At the last high in 2011, traders and investors were convinced that the metal would go ballistic, breaking all prior records, and never would see lower prices again.

“The metals are getting a lot of attention right now,” said Terry Hanlon, president of Dillon Gage Metals, a precious metals trading firm based in Dallas, back in 2011 on CNN. “We’ll run right through $50 per ounce for silver any day now, and two months from now, we won’t even remember it as a benchmark.”

Like many investors, Hanlon believed that silver was the poor man’s gold, and was a bargain at such lower prices. He expected silver to hit $75 an ounce and beyond. But of course to date that has not happened.

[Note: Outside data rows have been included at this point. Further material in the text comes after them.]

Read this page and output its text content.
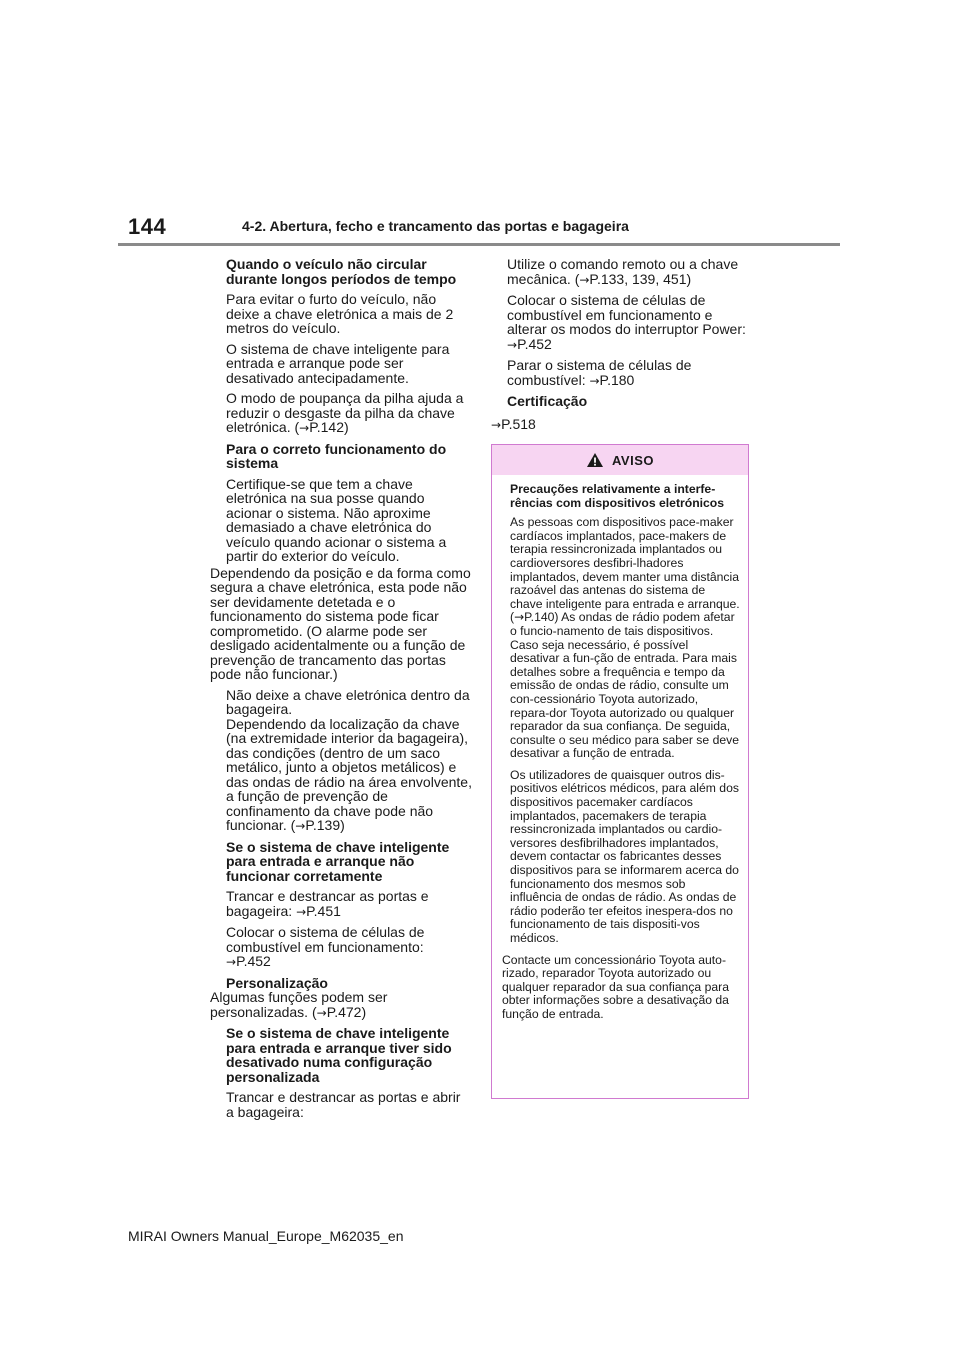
144	4-2. Abertura, fecho e trancamento das portas e bagageira

Quando o veículo não circular durante longos períodos de tempo

Para evitar o furto do veículo, não deixe a chave eletrónica a mais de 2 metros do veículo.

O sistema de chave inteligente para entrada e arranque pode ser desativado antecipadamente.

O modo de poupança da pilha ajuda a reduzir o desgaste da pilha da chave eletrónica. (→P.142)

Para o correto funcionamento do sistema

Certifique-se que tem a chave eletrónica na sua posse quando acionar o sistema. Não aproxime demasiado a chave eletrónica do veículo quando acionar o sistema a partir do exterior do veículo.

Dependendo da posição e da forma como segura a chave eletrónica, esta pode não ser devidamente detetada e o funcionamento do sistema pode ficar comprometido. (O alarme pode ser desligado acidentalmente ou a função de prevenção de trancamento das portas pode não funcionar.)

Não deixe a chave eletrónica dentro da bagageira.
Dependendo da localização da chave (na extremidade interior da bagageira), das condições (dentro de um saco metálico, junto a objetos metálicos) e das ondas de rádio na área envolvente, a função de prevenção de confinamento da chave pode não funcionar. (→P.139)

Se o sistema de chave inteligente para entrada e arranque não funcionar corretamente

Trancar e destrancar as portas e bagageira: →P.451

Colocar o sistema de células de combustível em funcionamento:
→P.452

Personalização

Algumas funções podem ser personalizadas. (→P.472)

Se o sistema de chave inteligente para entrada e arranque tiver sido desativado numa configuração personalizada

Trancar e destrancar as portas e abrir a bagageira:

Utilize o comando remoto ou a chave mecânica. (→P.133, 139, 451)

Colocar o sistema de células de combustível em funcionamento e alterar os modos do interruptor Power: →P.452

Parar o sistema de células de combustível: →P.180

Certificação

→P.518

AVISO

Precauções relativamente a interfe-rências com dispositivos eletrónicos

As pessoas com dispositivos pace-maker cardíacos implantados, pace-makers de terapia ressincronizada implantados ou cardioversores desfibri-lhadores implantados, devem manter uma distância razoável das antenas do sistema de chave inteligente para entrada e arranque. (→P.140) As ondas de rádio podem afetar o funcio-namento de tais dispositivos. Caso seja necessário, é possível desativar a fun-ção de entrada. Para mais detalhes sobre a frequência e tempo da emissão de ondas de rádio, consulte um con-cessionário Toyota autorizado, repara-dor Toyota autorizado ou qualquer reparador da sua confiança. De seguida, consulte o seu médico para saber se deve desativar a função de entrada.

Os utilizadores de quaisquer outros dis-positivos elétricos médicos, para além dos dispositivos pacemaker cardíacos implantados, pacemakers de terapia ressincronizada implantados ou cardio-versores desfibrilhadores implantados, devem contactar os fabricantes desses dispositivos para se informarem acerca do funcionamento dos mesmos sob influência de ondas de rádio. As ondas de rádio poderão ter efeitos inespera-dos no funcionamento de tais dispositi-vos médicos.

Contacte um concessionário Toyota auto-rizado, reparador Toyota autorizado ou qualquer reparador da sua confiança para obter informações sobre a desativação da função de entrada.

MIRAI Owners Manual_Europe_M62035_en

“This is a huge safety play,” Hanlon said in 2011. “Investors can’t sit on their cash anymore because the value of the dollar keeps deteriorating. To offset that, they’re parking money in precious metals.”

So why is it that silver has been so shunned by investors, and what would it take to shake it out of a rut?

Will Rhind, CEO of Graniteshare, when asked what his thoughts were on what it would take to improve the metals sector performance, said on Kitco, “I think the two things for me is that if inflation expectations are starting to come back, that’s obviously one side of it. The other side is more or positive GDP growth, underlying stronger consumer buying in metals, and that’s also positive for demand.”

Well, with last Friday’s positive GDP number, perhaps we will start to see silver shine.  Rhind explained that a strong headline GDP release like last Friday’s may bode well for silver demand. Rhind explained one reason that silver has not performed well is due to China’s lower than expected demand. But with GDP numbers showing strength in the U.S. economy, this trend may reverse itself.

“Part of the reason why silver hadn’t really been doing much is that we expected China to ease and that would be positive for the silver market in terms of stimulating demand, but of course that has slightly changed a little bit with China [focusing]more on reforms rather than outright easing,” Rhind told Kitco News this week.

The iShares Silver Trust (SLV), Aberdeen Standard Physical Silver Shares ETF (SIVR), and Proshares Ultra Silver (AGQ), offer investors looking to take part in an upside move in silver the chance to get on board.